How are Current Transformers Used in Tesla Coils?
Before we begin, let's first understand the need for current transformers in modern day double resonant solid state Tesla coils (DRSSTCs). Current transformers are required to sense current in the primary circuit and is used by a DRSSTC controller in the following ways:
- Current Feedback - DRSSTC controllers are self-resonant and thus require a sample of the primary current waveform to induce switching of the half-bridge or full-bridge power circuits.
- Over Current Detection - To protect the half-bridge or full-bridge power circuits, there needs to be an over current limiting circuit which disables the bridge once a preset current limit is exceeded. Using a current transformer to sense the primary current is used in this case to provide the sense voltage for the over current limit circuit.
In each of the above cases, it is typical to use a current transformer with an effective turns ratio of 1000:1. This means, that with 1000A of sensed current, a resultant 1A of current would be induced in the output winding.
What is a Cascaded Current Transformer?
A cascaded current transformer provides an easy way to measure extremely high peak currents, typically over 1000 amps, in your Tesla coil primary circuit without requiring the tedious task of winding over a 1000 turns on a single core. I mean after all, who has 3 hours of spare time to sit around and wind 1000 turns of wire on a single ferrite core. However, with a cascaded current transformer, one can use two cores cascaded together to create the same current turns ratio using only a fraction of the turns required per core.
How Does a Cascaded Current Transformer Work?
With a conventional single core current transformer, the effective turns ratio is equivalent to the following:
Effective Turns Ratio = Number of turns : 1
This means, that if there are 1000 turns of wire on the core, then 1000A of current passing through the core will induce 1A of current in the output winding of the core as shown below:
Effective Turns Ration = 1000:1
With a cascaded current transformer using two cores, the effective turns ratio becomes equivalent to the following:
Effective Turns Ratio = (Core 1 # Turns x Core 2 # Turns) : 1
Looking at the above equation, it is very easy to see that one can obtain nearly the same 1000:1 effective turns ratio as the single core current transformer but in this instance only requiring 32 turns per core.
Effective Turns Ratio = (32 x 32) = 1024:1
Winding 64 total turns across two cores is much more manageable than winding 1000 turns on a single core.

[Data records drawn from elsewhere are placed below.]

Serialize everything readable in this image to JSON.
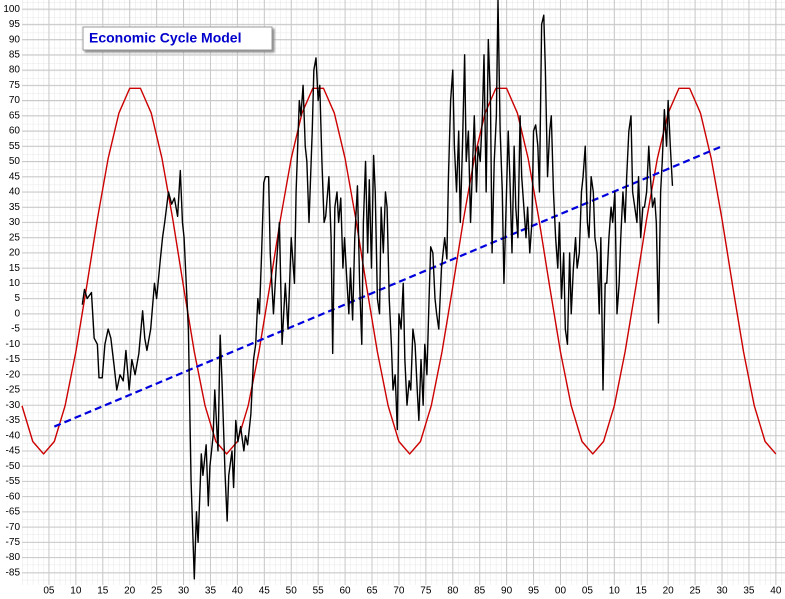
{
  "chart_data": {
    "type": "line",
    "title": "Economic Cycle Model",
    "xlim": [
      1900,
      2041.7
    ],
    "ylim": [
      -89,
      103
    ],
    "grid": true,
    "xticks": [
      {
        "value": 1905,
        "label": "05"
      },
      {
        "value": 1910,
        "label": "10"
      },
      {
        "value": 1915,
        "label": "15"
      },
      {
        "value": 1920,
        "label": "20"
      },
      {
        "value": 1925,
        "label": "25"
      },
      {
        "value": 1930,
        "label": "30"
      },
      {
        "value": 1935,
        "label": "35"
      },
      {
        "value": 1940,
        "label": "40"
      },
      {
        "value": 1945,
        "label": "45"
      },
      {
        "value": 1950,
        "label": "50"
      },
      {
        "value": 1955,
        "label": "55"
      },
      {
        "value": 1960,
        "label": "60"
      },
      {
        "value": 1965,
        "label": "65"
      },
      {
        "value": 1970,
        "label": "70"
      },
      {
        "value": 1975,
        "label": "75"
      },
      {
        "value": 1980,
        "label": "80"
      },
      {
        "value": 1985,
        "label": "85"
      },
      {
        "value": 1990,
        "label": "90"
      },
      {
        "value": 1995,
        "label": "95"
      },
      {
        "value": 2000,
        "label": "00"
      },
      {
        "value": 2005,
        "label": "05"
      },
      {
        "value": 2010,
        "label": "10"
      },
      {
        "value": 2015,
        "label": "15"
      },
      {
        "value": 2020,
        "label": "20"
      },
      {
        "value": 2025,
        "label": "25"
      },
      {
        "value": 2030,
        "label": "30"
      },
      {
        "value": 2035,
        "label": "35"
      },
      {
        "value": 2040,
        "label": "40"
      }
    ],
    "yticks": [
      100,
      95,
      90,
      85,
      80,
      75,
      70,
      65,
      60,
      55,
      50,
      45,
      40,
      35,
      30,
      25,
      20,
      15,
      10,
      5,
      0,
      -5,
      -10,
      -15,
      -20,
      -25,
      -30,
      -35,
      -40,
      -45,
      -50,
      -55,
      -60,
      -65,
      -70,
      -75,
      -80,
      -85
    ],
    "series": [
      {
        "color": "#cc0000",
        "line_style": "solid",
        "x": [
          1900,
          1902,
          1904,
          1906,
          1908,
          1910,
          1912,
          1914,
          1916,
          1918,
          1920,
          1922,
          1924,
          1926,
          1928,
          1930,
          1932,
          1934,
          1936,
          1938,
          1940,
          1942,
          1944,
          1946,
          1948,
          1950,
          1952,
          1954,
          1956,
          1958,
          1960,
          1962,
          1964,
          1966,
          1968,
          1970,
          1972,
          1974,
          1976,
          1978,
          1980,
          1982,
          1984,
          1986,
          1988,
          1990,
          1992,
          1994,
          1996,
          1998,
          2000,
          2002,
          2004,
          2006,
          2008,
          2010,
          2012,
          2014,
          2016,
          2018,
          2020,
          2022,
          2024,
          2026,
          2028,
          2030,
          2032,
          2034,
          2036,
          2038,
          2040
        ],
        "values": [
          -30.2,
          -41.9,
          -46.0,
          -41.9,
          -30.2,
          -12.5,
          8.9,
          31.1,
          51.0,
          65.9,
          74.0,
          74.0,
          65.9,
          51.0,
          31.1,
          8.9,
          -12.5,
          -30.2,
          -41.9,
          -46.0,
          -41.9,
          -30.2,
          -12.5,
          8.9,
          31.1,
          51.0,
          65.9,
          74.0,
          74.0,
          65.9,
          51.0,
          31.1,
          8.9,
          -12.5,
          -30.2,
          -41.9,
          -46.0,
          -41.9,
          -30.2,
          -12.5,
          8.9,
          31.1,
          51.0,
          65.9,
          74.0,
          74.0,
          65.9,
          51.0,
          31.1,
          8.9,
          -12.5,
          -30.2,
          -41.9,
          -46.0,
          -41.9,
          -30.2,
          -12.5,
          8.9,
          31.1,
          51.0,
          65.9,
          74.0,
          74.0,
          65.9,
          51.0,
          31.1,
          8.9,
          -12.5,
          -30.2,
          -41.9,
          -46.0
        ]
      },
      {
        "color": "#0000dd",
        "line_style": "dashed",
        "x": [
          1906,
          2030
        ],
        "values": [
          -37,
          55
        ]
      },
      {
        "color": "#000000",
        "line_style": "solid",
        "x": [
          1911.2,
          1911.6,
          1912.1,
          1912.9,
          1913.4,
          1914.0,
          1914.3,
          1914.9,
          1915.4,
          1916.0,
          1916.5,
          1917.1,
          1917.6,
          1918.2,
          1918.8,
          1919.3,
          1919.9,
          1920.4,
          1921.0,
          1921.7,
          1922.4,
          1922.8,
          1923.2,
          1923.9,
          1924.6,
          1925.0,
          1925.7,
          1926.1,
          1926.5,
          1927.2,
          1927.8,
          1928.3,
          1928.9,
          1929.4,
          1929.8,
          1930.1,
          1930.5,
          1930.9,
          1931.4,
          1932.0,
          1932.4,
          1932.7,
          1933.3,
          1933.6,
          1934.2,
          1934.6,
          1934.9,
          1935.5,
          1935.8,
          1936.4,
          1936.8,
          1937.1,
          1937.7,
          1938.1,
          1938.4,
          1939.0,
          1939.3,
          1939.7,
          1940.1,
          1940.6,
          1941.2,
          1941.5,
          1941.9,
          1942.5,
          1943.0,
          1943.4,
          1943.8,
          1944.1,
          1944.5,
          1944.9,
          1945.2,
          1945.8,
          1946.1,
          1946.7,
          1947.2,
          1947.8,
          1948.3,
          1948.9,
          1949.4,
          1950.0,
          1950.6,
          1950.9,
          1951.5,
          1951.8,
          1952.2,
          1952.6,
          1952.9,
          1953.3,
          1953.9,
          1954.2,
          1954.6,
          1955.0,
          1955.3,
          1955.7,
          1956.1,
          1956.4,
          1957.0,
          1957.4,
          1957.7,
          1958.1,
          1958.5,
          1958.8,
          1959.2,
          1959.6,
          1959.9,
          1960.3,
          1960.7,
          1961.0,
          1961.4,
          1961.8,
          1962.3,
          1962.7,
          1963.1,
          1963.4,
          1963.8,
          1964.2,
          1964.5,
          1964.9,
          1965.3,
          1965.6,
          1966.0,
          1966.4,
          1966.7,
          1967.1,
          1967.5,
          1967.8,
          1968.2,
          1968.6,
          1968.9,
          1969.3,
          1969.7,
          1970.0,
          1970.4,
          1970.8,
          1971.1,
          1971.5,
          1971.9,
          1972.2,
          1972.6,
          1973.0,
          1973.4,
          1973.7,
          1974.1,
          1974.5,
          1974.8,
          1975.2,
          1975.6,
          1975.9,
          1976.3,
          1976.7,
          1977.0,
          1977.4,
          1977.9,
          1978.5,
          1978.9,
          1979.2,
          1979.6,
          1980.0,
          1980.3,
          1980.7,
          1981.1,
          1981.4,
          1981.8,
          1982.2,
          1982.5,
          1982.9,
          1983.3,
          1983.6,
          1984.0,
          1984.4,
          1984.7,
          1985.1,
          1985.5,
          1985.8,
          1986.2,
          1986.6,
          1987.0,
          1987.3,
          1987.7,
          1988.1,
          1988.4,
          1988.8,
          1989.2,
          1989.5,
          1989.9,
          1990.3,
          1990.6,
          1991.0,
          1991.4,
          1991.7,
          1992.1,
          1992.5,
          1992.8,
          1993.2,
          1993.6,
          1993.9,
          1994.3,
          1994.7,
          1995.0,
          1995.4,
          1995.8,
          1996.1,
          1996.5,
          1996.9,
          1997.2,
          1997.6,
          1998.0,
          1998.3,
          1998.7,
          1999.1,
          1999.5,
          1999.8,
          2000.2,
          2000.6,
          2000.9,
          2001.3,
          2001.7,
          2002.0,
          2002.4,
          2002.8,
          2003.1,
          2003.5,
          2003.9,
          2004.2,
          2004.6,
          2005.0,
          2005.3,
          2005.7,
          2006.1,
          2006.4,
          2006.8,
          2007.2,
          2007.5,
          2007.9,
          2008.3,
          2008.6,
          2009.0,
          2009.4,
          2009.7,
          2010.1,
          2010.5,
          2010.9,
          2011.2,
          2011.6,
          2012.0,
          2012.3,
          2012.7,
          2013.1,
          2013.4,
          2013.8,
          2014.2,
          2014.5,
          2014.9,
          2015.3,
          2015.6,
          2016.0,
          2016.4,
          2016.7,
          2017.1,
          2017.5,
          2017.8,
          2018.2,
          2018.6,
          2018.9,
          2019.3,
          2019.7,
          2020.0,
          2020.4,
          2020.8
        ],
        "values": [
          3,
          8,
          5,
          7,
          -8,
          -10,
          -21,
          -21,
          -10,
          -5,
          -8,
          -17,
          -25,
          -20,
          -22,
          -12,
          -25,
          -15,
          -20,
          -13,
          1,
          -8,
          -12,
          -5,
          10,
          5,
          18,
          25,
          30,
          40,
          36,
          38,
          32,
          47,
          30,
          25,
          10,
          -5,
          -55,
          -87,
          -65,
          -75,
          -46,
          -53,
          -43,
          -63,
          -50,
          -40,
          -25,
          -45,
          -7,
          -20,
          -52,
          -68,
          -53,
          -45,
          -57,
          -35,
          -42,
          -37,
          -45,
          -40,
          -43,
          -33,
          -15,
          -10,
          5,
          0,
          20,
          43,
          45,
          45,
          20,
          0,
          15,
          30,
          -10,
          10,
          -5,
          25,
          10,
          40,
          70,
          65,
          75,
          55,
          50,
          30,
          60,
          80,
          84,
          70,
          75,
          50,
          30,
          32,
          45,
          25,
          -13,
          35,
          40,
          30,
          38,
          15,
          25,
          12,
          0,
          15,
          -2,
          25,
          42,
          10,
          -10,
          30,
          50,
          20,
          44,
          15,
          52,
          40,
          5,
          0,
          35,
          20,
          40,
          35,
          5,
          -10,
          -25,
          -20,
          -38,
          0,
          -5,
          10,
          -15,
          -30,
          -22,
          -25,
          -5,
          -10,
          -25,
          -35,
          -15,
          -30,
          -10,
          -20,
          5,
          22,
          20,
          5,
          0,
          -5,
          15,
          25,
          18,
          45,
          70,
          80,
          55,
          40,
          60,
          30,
          55,
          85,
          50,
          60,
          30,
          45,
          65,
          40,
          55,
          50,
          65,
          85,
          40,
          90,
          70,
          20,
          50,
          65,
          103,
          60,
          40,
          10,
          35,
          60,
          45,
          20,
          55,
          35,
          25,
          65,
          45,
          35,
          25,
          35,
          20,
          30,
          60,
          62,
          55,
          40,
          95,
          98,
          80,
          45,
          60,
          65,
          40,
          25,
          15,
          30,
          5,
          20,
          -5,
          -10,
          20,
          0,
          15,
          25,
          15,
          20,
          40,
          45,
          55,
          30,
          25,
          45,
          40,
          25,
          20,
          0,
          25,
          -25,
          10,
          10,
          25,
          35,
          30,
          40,
          0,
          10,
          25,
          40,
          30,
          45,
          60,
          65,
          40,
          35,
          30,
          45,
          25,
          35,
          35,
          40,
          55,
          45,
          35,
          38,
          30,
          -3,
          40,
          50,
          67,
          55,
          70,
          55,
          42
        ]
      }
    ]
  }
}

Building your Own Cascaded Current Transformer
Building your own cascaded current transformer is incredibly simple. The first thing to do is obtain the parts required to build the current transformer which are shown in the list below:
Parts Required:
- Ferrite Core 77-1 - Use two of these cores for low to medium power primary circuits. The size of the core is typically driven by the diameter of the primary wire being used. A 77-1 core can support wire diameters up to 8 AWG.

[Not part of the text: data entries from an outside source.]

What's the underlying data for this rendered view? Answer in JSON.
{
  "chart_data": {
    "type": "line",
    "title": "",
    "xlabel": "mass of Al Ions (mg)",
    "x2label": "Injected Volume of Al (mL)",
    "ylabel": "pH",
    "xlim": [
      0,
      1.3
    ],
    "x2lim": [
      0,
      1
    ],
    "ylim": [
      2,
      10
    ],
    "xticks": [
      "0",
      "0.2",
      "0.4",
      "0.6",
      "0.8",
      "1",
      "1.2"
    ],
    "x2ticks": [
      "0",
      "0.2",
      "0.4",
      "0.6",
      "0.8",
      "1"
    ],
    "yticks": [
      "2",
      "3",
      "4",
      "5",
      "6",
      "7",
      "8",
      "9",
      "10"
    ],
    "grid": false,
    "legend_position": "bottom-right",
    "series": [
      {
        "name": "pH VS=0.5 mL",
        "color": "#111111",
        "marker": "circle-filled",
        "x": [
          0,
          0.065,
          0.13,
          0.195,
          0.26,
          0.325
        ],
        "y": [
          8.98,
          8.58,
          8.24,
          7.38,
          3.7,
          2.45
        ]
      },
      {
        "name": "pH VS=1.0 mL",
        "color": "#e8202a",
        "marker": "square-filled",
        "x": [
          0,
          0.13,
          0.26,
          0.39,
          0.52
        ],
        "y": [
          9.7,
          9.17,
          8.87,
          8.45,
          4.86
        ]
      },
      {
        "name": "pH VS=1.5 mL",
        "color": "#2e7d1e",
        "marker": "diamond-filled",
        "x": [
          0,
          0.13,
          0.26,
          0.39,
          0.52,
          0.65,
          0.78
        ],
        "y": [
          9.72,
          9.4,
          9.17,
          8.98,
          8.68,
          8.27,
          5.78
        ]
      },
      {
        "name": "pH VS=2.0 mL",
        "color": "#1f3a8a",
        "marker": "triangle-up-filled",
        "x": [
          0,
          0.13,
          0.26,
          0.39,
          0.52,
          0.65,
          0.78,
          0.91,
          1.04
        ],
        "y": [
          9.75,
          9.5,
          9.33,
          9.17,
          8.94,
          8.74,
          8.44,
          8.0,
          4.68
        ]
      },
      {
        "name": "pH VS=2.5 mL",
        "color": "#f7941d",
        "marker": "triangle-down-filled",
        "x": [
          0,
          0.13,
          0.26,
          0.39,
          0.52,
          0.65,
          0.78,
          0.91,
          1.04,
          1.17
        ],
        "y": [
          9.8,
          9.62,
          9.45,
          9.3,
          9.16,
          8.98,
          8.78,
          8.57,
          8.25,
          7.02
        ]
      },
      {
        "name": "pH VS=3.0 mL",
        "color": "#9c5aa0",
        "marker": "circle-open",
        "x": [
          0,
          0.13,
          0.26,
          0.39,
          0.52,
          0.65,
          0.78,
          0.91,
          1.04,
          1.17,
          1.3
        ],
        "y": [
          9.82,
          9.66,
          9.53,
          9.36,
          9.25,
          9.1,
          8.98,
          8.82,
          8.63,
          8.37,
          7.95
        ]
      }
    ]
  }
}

- Ferrite Core 5000-1 - For higher power primary circuits where thicker wire is being used, a larger core is typically used. Generally one 5000-1 core and one 77-1 core are used in this instance. A 5000-1 core can support wire diameters up to 2 AWG if required.
- 24 AWG Wire - This is the wire that will be used to wind the turns on the cores. We recommend 24 AWG although other sizes can be used.
Winding the Cores
In this example, we will wind a 1000:1 cascaded current transformer. Since we can't get exactly 31.6 turns per core to get a perfect 1000:1 ratio using two cores, we will instead use 32 turns per core. This will give an effective turns ratio of 1024:1 which is close enough to 1000:1 for our needs.
Effective Turns Ration = (32 x 32) = 1024:1
For a 77-1 core, start with a 7 foot length of 24 AWG wire. For a larger 5000-1 core, start with an 8 foot length of 24 AWG wire. Begin by winding 32 turns of wire evenly spaced on the first core. You want the windings to be roughly centered on the piece of wire, so leave about 12" of extra wire before you begin winding the core. When you are finished winding the first core, repeat the same 32 turn winding on the second core. You will be left with two wound cores as shown in the image below. I have used two separate colors for photographic purposes only.
The next step, as shown in the image below, is to pass the winding of the first core through the middle of the second core and electrically connect the ends of that winding by soldering it together. When finished, use an adhesive or epoxy to attach the cores together end-to-end. Finally, leave at least 12" of winding length on the second core to connect to your DRSSTC controller or other current sensing device. Be sure to twist the two ends of the final winding together to minimize inductance.
For a typical DRSSTC Tesla coil, two of these 1024:1 cascaded transformers would be used - one for current feedback, and one for over current sensing. For the largest high power DRSSTC Tesla coils, it is recommended to use a three-way cascaded current transformer using a single 5000-1 core and two 77-1 cores. This arrangement will be covered in a future instructional article.